As a growing number of Asia’s ultra wealthy are calling Singapore home, private banking continues to gain momentum in the lion city with bonuses of a good-performing private banker clocking in somewhere around a whopping 50% of the base salary. 

This means that a managing director with more than 17 years job experience can earn as much as $200,000 in bonuses alone. 

“The bonus on that would average 40-50% (given their book) which means in total Managing Directors could easily be receiving a package (base salary, bonus and long-term incentives) of close to SGD 1 - 1.5 Million,” said Nilay Khandelwal, regional director of Michael Page Singapore.
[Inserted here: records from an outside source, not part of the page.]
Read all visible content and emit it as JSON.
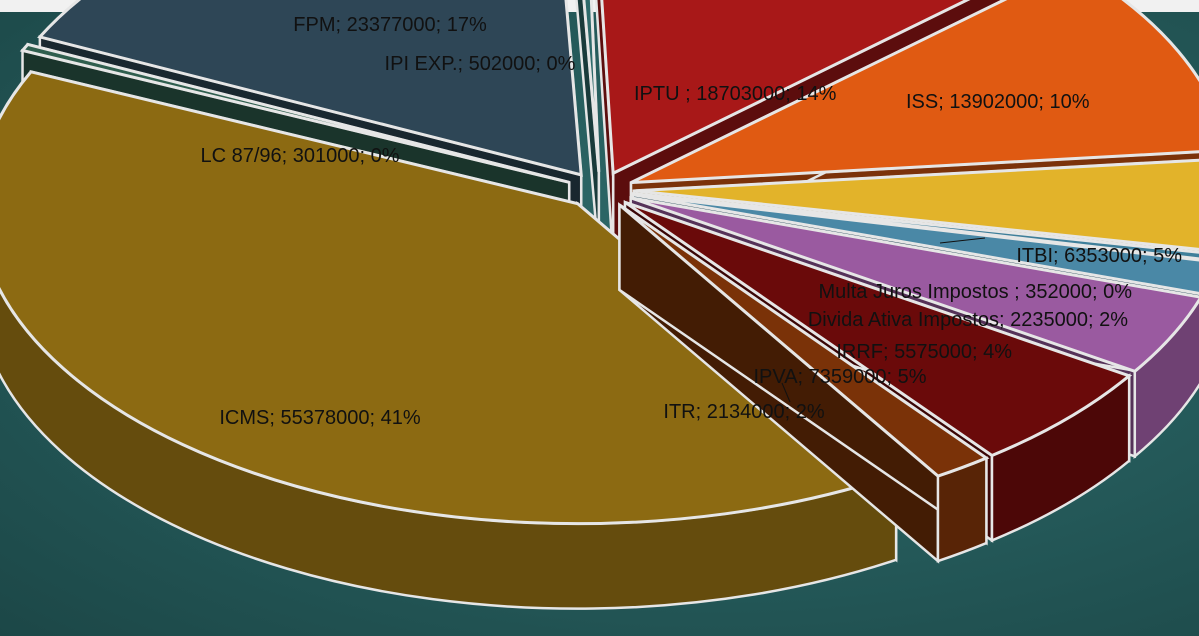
{
  "chart_data": {
    "type": "pie",
    "style": "3d-exploded",
    "slices": [
      {
        "label": "IPTU ; 18703000; 14%",
        "value": 18703000,
        "percent": 14,
        "color": "#a81818"
      },
      {
        "label": "ISS; 13902000; 10%",
        "value": 13902000,
        "percent": 10,
        "color": "#e05a12"
      },
      {
        "label": "ITBI; 6353000; 5%",
        "value": 6353000,
        "percent": 5,
        "color": "#e2b32a"
      },
      {
        "label": "Multa Juros Impostos ; 352000; 0%",
        "value": 352000,
        "percent": 0,
        "color": "#3f7f9a"
      },
      {
        "label": "Divida Ativa Impostos; 2235000; 2%",
        "value": 2235000,
        "percent": 2,
        "color": "#4a88a6"
      },
      {
        "label": "IRRF; 5575000; 4%",
        "value": 5575000,
        "percent": 4,
        "color": "#9a5aa0"
      },
      {
        "label": "IPVA; 7359000; 5%",
        "value": 7359000,
        "percent": 5,
        "color": "#6a0a0a"
      },
      {
        "label": "ITR; 2134000; 2%",
        "value": 2134000,
        "percent": 2,
        "color": "#7a3208"
      },
      {
        "label": "ICMS; 55378000; 41%",
        "value": 55378000,
        "percent": 41,
        "color": "#8c6a12"
      },
      {
        "label": "LC 87/96; 301000; 0%",
        "value": 301000,
        "percent": 0,
        "color": "#2f5e4e"
      },
      {
        "label": "FPM; 23377000; 17%",
        "value": 23377000,
        "percent": 17,
        "color": "#2e4656"
      },
      {
        "label": "IPI EXP.; 502000; 0%",
        "value": 502000,
        "percent": 0,
        "color": "#2e6a6a"
      }
    ]
  }
}
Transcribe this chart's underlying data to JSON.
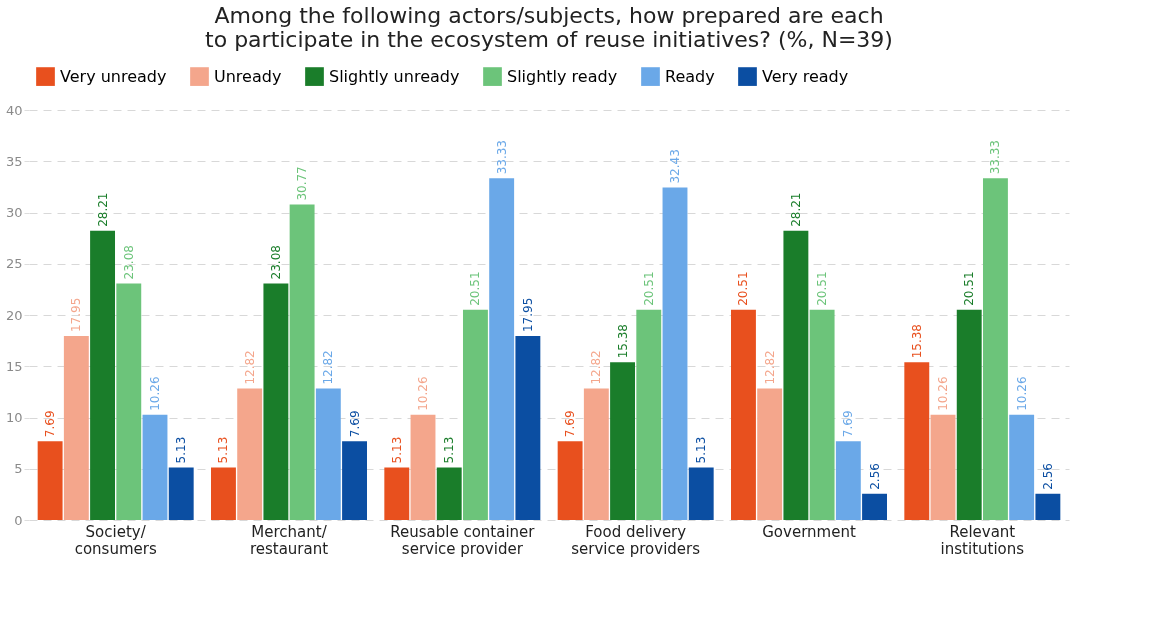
{
  "chart_data": {
    "type": "bar",
    "title": "Among the following actors/subjects, how prepared are each\nto participate in the ecosystem of reuse initiatives? (%, N=39)",
    "categories": [
      "Society/\nconsumers",
      "Merchant/\nrestaurant",
      "Reusable container\nservice provider",
      "Food delivery\nservice providers",
      "Government",
      "Relevant\ninstitutions"
    ],
    "series": [
      {
        "name": "Very unready",
        "color": "#e8501e",
        "values": [
          7.69,
          5.13,
          5.13,
          7.69,
          20.51,
          15.38
        ]
      },
      {
        "name": "Unready",
        "color": "#f4a68c",
        "values": [
          17.95,
          12.82,
          10.26,
          12.82,
          12.82,
          10.26
        ]
      },
      {
        "name": "Slightly unready",
        "color": "#1a7d2a",
        "values": [
          28.21,
          23.08,
          5.13,
          15.38,
          28.21,
          20.51
        ]
      },
      {
        "name": "Slightly ready",
        "color": "#6cc47a",
        "values": [
          23.08,
          30.77,
          20.51,
          20.51,
          20.51,
          33.33
        ]
      },
      {
        "name": "Ready",
        "color": "#6aa8e8",
        "values": [
          10.26,
          12.82,
          33.33,
          32.43,
          7.69,
          10.26
        ]
      },
      {
        "name": "Very ready",
        "color": "#0b4ea2",
        "values": [
          5.13,
          7.69,
          17.95,
          5.13,
          2.56,
          2.56
        ]
      }
    ],
    "ylim": [
      0,
      40
    ],
    "yticks": [
      0,
      5,
      10,
      15,
      20,
      25,
      30,
      35,
      40
    ],
    "grid": "y",
    "legend": "top",
    "data_labels": true
  }
}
Executive director or SVP levels can earn around $137,500 in bonuses separate to their existing compensation packages. Those in the director and associate director levels can earn in between $100,000 to $150,000 in bonuses alone whilst an associate client advisor with around two to six years of experience could similarly enjoy hefty $48,000.

Private banking bonuses rose 5-7% YoY in 2017, according to Krista Espaldon, senior consultant & regional lead for private banking at Morgan McKinley. Hefty bonus packages help private banking recruiters attract and retain top talent that could draw in wealthy clients amidst growing demand for personalised banking services and limited manpower to plug the demand.
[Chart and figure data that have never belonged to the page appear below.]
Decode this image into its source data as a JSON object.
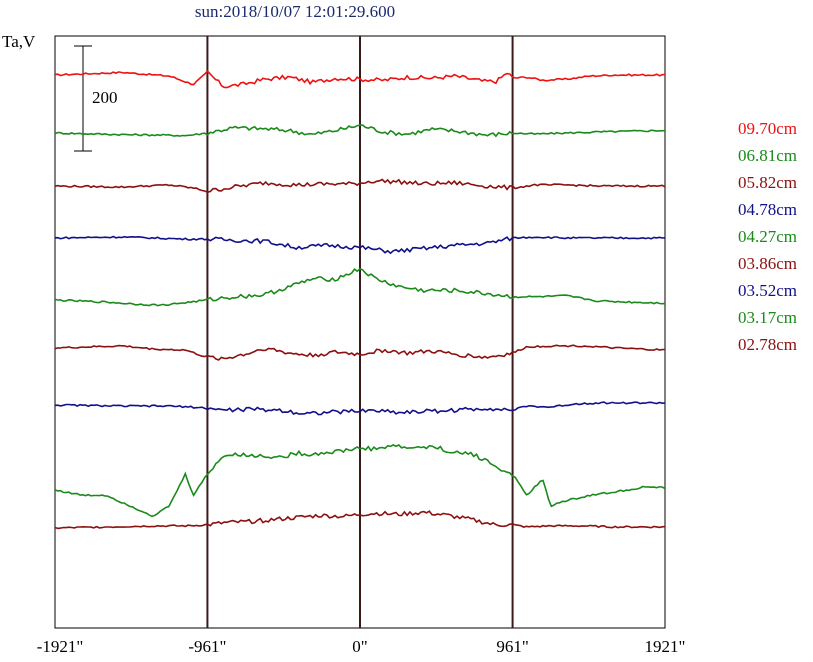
{
  "title": "sun:2018/10/07 12:01:29.600",
  "ylabel": "Ta,V",
  "scale_bar_label": "200",
  "chart_data": {
    "type": "line",
    "title": "sun:2018/10/07 12:01:29.600",
    "ylabel": "Ta,V",
    "xlim": [
      -1921,
      1921
    ],
    "x_ticks": [
      "-1921\"",
      "-961\"",
      "0\"",
      "961\"",
      "1921\""
    ],
    "x_tick_values": [
      -1921,
      -961,
      0,
      961,
      1921
    ],
    "vertical_lines": [
      -961,
      0,
      961
    ],
    "scale_bar": 200,
    "grid": false,
    "legend_placement": "right",
    "series": [
      {
        "name": "09.70cm",
        "color": "#ee1111",
        "points": [
          [
            -1921,
            0
          ],
          [
            -1500,
            5
          ],
          [
            -1200,
            -2
          ],
          [
            -1050,
            -18
          ],
          [
            -961,
            5
          ],
          [
            -860,
            -22
          ],
          [
            -740,
            -18
          ],
          [
            -600,
            -8
          ],
          [
            -450,
            -4
          ],
          [
            -300,
            -14
          ],
          [
            -150,
            -6
          ],
          [
            0,
            -8
          ],
          [
            150,
            -10
          ],
          [
            300,
            -4
          ],
          [
            450,
            -6
          ],
          [
            600,
            -2
          ],
          [
            780,
            -12
          ],
          [
            861,
            -12
          ],
          [
            930,
            5
          ],
          [
            961,
            -6
          ],
          [
            1050,
            -4
          ],
          [
            1150,
            -10
          ],
          [
            1300,
            -8
          ],
          [
            1450,
            -2
          ],
          [
            1600,
            0
          ],
          [
            1921,
            0
          ]
        ]
      },
      {
        "name": "06.81cm",
        "color": "#1a8a1a",
        "points": [
          [
            -1921,
            0
          ],
          [
            -1500,
            -3
          ],
          [
            -1250,
            -4
          ],
          [
            -1100,
            -5
          ],
          [
            -961,
            0
          ],
          [
            -800,
            10
          ],
          [
            -600,
            8
          ],
          [
            -450,
            5
          ],
          [
            -300,
            -3
          ],
          [
            -150,
            5
          ],
          [
            0,
            15
          ],
          [
            150,
            2
          ],
          [
            300,
            -2
          ],
          [
            450,
            7
          ],
          [
            600,
            4
          ],
          [
            800,
            -4
          ],
          [
            961,
            0
          ],
          [
            1100,
            -2
          ],
          [
            1300,
            0
          ],
          [
            1500,
            2
          ],
          [
            1921,
            5
          ]
        ]
      },
      {
        "name": "05.82cm",
        "color": "#8b1010",
        "points": [
          [
            -1921,
            0
          ],
          [
            -1500,
            -2
          ],
          [
            -1200,
            2
          ],
          [
            -1050,
            -4
          ],
          [
            -961,
            -10
          ],
          [
            -800,
            -2
          ],
          [
            -600,
            6
          ],
          [
            -400,
            2
          ],
          [
            -200,
            4
          ],
          [
            -50,
            4
          ],
          [
            100,
            10
          ],
          [
            250,
            8
          ],
          [
            400,
            4
          ],
          [
            600,
            6
          ],
          [
            800,
            0
          ],
          [
            961,
            -4
          ],
          [
            1100,
            2
          ],
          [
            1300,
            2
          ],
          [
            1500,
            0
          ],
          [
            1921,
            0
          ]
        ]
      },
      {
        "name": "04.78cm",
        "color": "#10108a",
        "points": [
          [
            -1921,
            0
          ],
          [
            -1500,
            2
          ],
          [
            -1300,
            0
          ],
          [
            -1100,
            -2
          ],
          [
            -961,
            -2
          ],
          [
            -800,
            -4
          ],
          [
            -600,
            -6
          ],
          [
            -400,
            -18
          ],
          [
            -200,
            -14
          ],
          [
            0,
            -18
          ],
          [
            200,
            -26
          ],
          [
            400,
            -20
          ],
          [
            600,
            -14
          ],
          [
            800,
            -10
          ],
          [
            961,
            0
          ],
          [
            1100,
            2
          ],
          [
            1300,
            0
          ],
          [
            1500,
            0
          ],
          [
            1921,
            0
          ]
        ]
      },
      {
        "name": "04.27cm",
        "color": "#1a8a1a",
        "points": [
          [
            -1921,
            0
          ],
          [
            -1600,
            -4
          ],
          [
            -1400,
            -8
          ],
          [
            -1250,
            -10
          ],
          [
            -1100,
            -5
          ],
          [
            -961,
            0
          ],
          [
            -800,
            6
          ],
          [
            -600,
            10
          ],
          [
            -450,
            25
          ],
          [
            -300,
            40
          ],
          [
            -150,
            40
          ],
          [
            0,
            60
          ],
          [
            100,
            40
          ],
          [
            250,
            25
          ],
          [
            400,
            18
          ],
          [
            600,
            18
          ],
          [
            800,
            12
          ],
          [
            961,
            6
          ],
          [
            1100,
            6
          ],
          [
            1300,
            8
          ],
          [
            1500,
            -2
          ],
          [
            1700,
            -4
          ],
          [
            1921,
            -6
          ]
        ]
      },
      {
        "name": "03.86cm",
        "color": "#8b1010",
        "points": [
          [
            -1921,
            0
          ],
          [
            -1500,
            4
          ],
          [
            -1300,
            -2
          ],
          [
            -1100,
            -4
          ],
          [
            -961,
            -18
          ],
          [
            -850,
            -20
          ],
          [
            -700,
            -10
          ],
          [
            -600,
            0
          ],
          [
            -450,
            -10
          ],
          [
            -300,
            -14
          ],
          [
            -150,
            -8
          ],
          [
            0,
            -12
          ],
          [
            150,
            -4
          ],
          [
            300,
            -10
          ],
          [
            450,
            -6
          ],
          [
            600,
            -12
          ],
          [
            800,
            -18
          ],
          [
            961,
            -10
          ],
          [
            1050,
            2
          ],
          [
            1200,
            4
          ],
          [
            1400,
            4
          ],
          [
            1600,
            0
          ],
          [
            1921,
            -4
          ]
        ]
      },
      {
        "name": "03.52cm",
        "color": "#10108a",
        "points": [
          [
            -1921,
            0
          ],
          [
            -1500,
            -2
          ],
          [
            -1200,
            -2
          ],
          [
            -1050,
            -4
          ],
          [
            -961,
            -6
          ],
          [
            -850,
            -10
          ],
          [
            -700,
            -8
          ],
          [
            -500,
            -10
          ],
          [
            -350,
            -16
          ],
          [
            -200,
            -14
          ],
          [
            -50,
            -12
          ],
          [
            100,
            -10
          ],
          [
            250,
            -14
          ],
          [
            400,
            -12
          ],
          [
            600,
            -10
          ],
          [
            800,
            -6
          ],
          [
            961,
            -10
          ],
          [
            1050,
            -2
          ],
          [
            1200,
            -4
          ],
          [
            1350,
            2
          ],
          [
            1500,
            4
          ],
          [
            1921,
            4
          ]
        ]
      },
      {
        "name": "03.17cm",
        "color": "#1a8a1a",
        "points": [
          [
            -1921,
            0
          ],
          [
            -1750,
            -10
          ],
          [
            -1600,
            -10
          ],
          [
            -1450,
            -30
          ],
          [
            -1300,
            -50
          ],
          [
            -1200,
            -30
          ],
          [
            -1100,
            30
          ],
          [
            -1050,
            -10
          ],
          [
            -961,
            30
          ],
          [
            -880,
            60
          ],
          [
            -800,
            70
          ],
          [
            -700,
            65
          ],
          [
            -600,
            65
          ],
          [
            -500,
            62
          ],
          [
            -400,
            70
          ],
          [
            -300,
            68
          ],
          [
            -200,
            72
          ],
          [
            -100,
            75
          ],
          [
            0,
            80
          ],
          [
            100,
            78
          ],
          [
            200,
            85
          ],
          [
            300,
            80
          ],
          [
            400,
            82
          ],
          [
            500,
            80
          ],
          [
            600,
            70
          ],
          [
            700,
            70
          ],
          [
            800,
            55
          ],
          [
            880,
            40
          ],
          [
            961,
            30
          ],
          [
            1050,
            -10
          ],
          [
            1150,
            20
          ],
          [
            1200,
            -30
          ],
          [
            1300,
            -20
          ],
          [
            1450,
            -10
          ],
          [
            1600,
            -4
          ],
          [
            1800,
            6
          ],
          [
            1921,
            4
          ]
        ]
      },
      {
        "name": "02.78cm",
        "color": "#8b1010",
        "points": [
          [
            -1921,
            0
          ],
          [
            -1600,
            2
          ],
          [
            -1300,
            4
          ],
          [
            -1100,
            4
          ],
          [
            -961,
            6
          ],
          [
            -850,
            10
          ],
          [
            -700,
            12
          ],
          [
            -550,
            16
          ],
          [
            -400,
            20
          ],
          [
            -250,
            24
          ],
          [
            -100,
            22
          ],
          [
            0,
            26
          ],
          [
            100,
            28
          ],
          [
            250,
            26
          ],
          [
            400,
            30
          ],
          [
            550,
            24
          ],
          [
            700,
            16
          ],
          [
            850,
            6
          ],
          [
            961,
            6
          ],
          [
            1050,
            2
          ],
          [
            1200,
            4
          ],
          [
            1400,
            4
          ],
          [
            1600,
            2
          ],
          [
            1921,
            2
          ]
        ]
      }
    ]
  }
}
Also read: Asian private wealth hits $2.01t in 2017

“Almost all private banks have huge appetites in beefing up their own platforms across all markets, sieving through the top bankers and competing amongst each other to attract top calibre talents,” Espaldon added.

However, gone are the days of purely cash pay-out bonuses as a number of bonus packages are actually broken down into 60-40% cash and stocks/shares which are vested in two to three years.

“Quite a bit of the bonus pay-out is deferred over a 3 - 5 year period and if the bank is listed, then they do offer shares too. Usually about 25% - 40% of the bonus is deferred over a 3- 5 year period and depending on the bank, it is paid out in a combination of stocks and cash,” said Rahul Sen, global head of private wealth management at The Omerta Group.

What remains the same is the more generous compensation packages offered by foreign private banking players who dole out around 10-13% in total take home pay (including base salaries) as opposed to large local private banks who pay out a decent 8 to 12%, according to Espaldon. 

Established foreign banking players like UBS continue to dominate Asia’s private banking industry in 2017 with assets under management (AUM) clocking in at US$382.7b, according to a report by Asian Private Banker. Citi snags second place at US$256b followed by Credit Suisse at US$202.1b and HSBC Private banking at US$129b. Swiss-based Julius Baer completes the top five with assets at US$115b.

“The foreign banking players are able to play slightly higher bonuses compared to Asian or Singaporean banks. This is because their platforms can support more banking products across geographies, this means that private bankers can do more for their clients than other organizations which can be at times niche and limited,” added Khaldelwal.

However, Asian banks are picking up pace alongside their European counterparts to provide customised banking solutions for the world’s wealthy as DBS was able to snag sixth place in the region’s top private banks with AUM at US$108.5b. OCBC’s private banking arm, Bank of Singapore, has around US$99b in AUM to snag eighth place. Only UOB falls outside the top 10 with AUM at US$34.3b. 

"It is all performance-linked so it would range anywhere from 30% to 80%, with 50% being the average. If you are at the top of your game in private banking, you do make a lot of money," said Khandelwal. 

ERRATUM: An earlier version of this article published on May 16 misquoted private bank recruiter Krista Espaldon. She did not mention specific banks when she noted that foreign private banks pay out larger compensation packages than their local counterparts. Total take home pay was also misquoted as total revenue in the earlier story.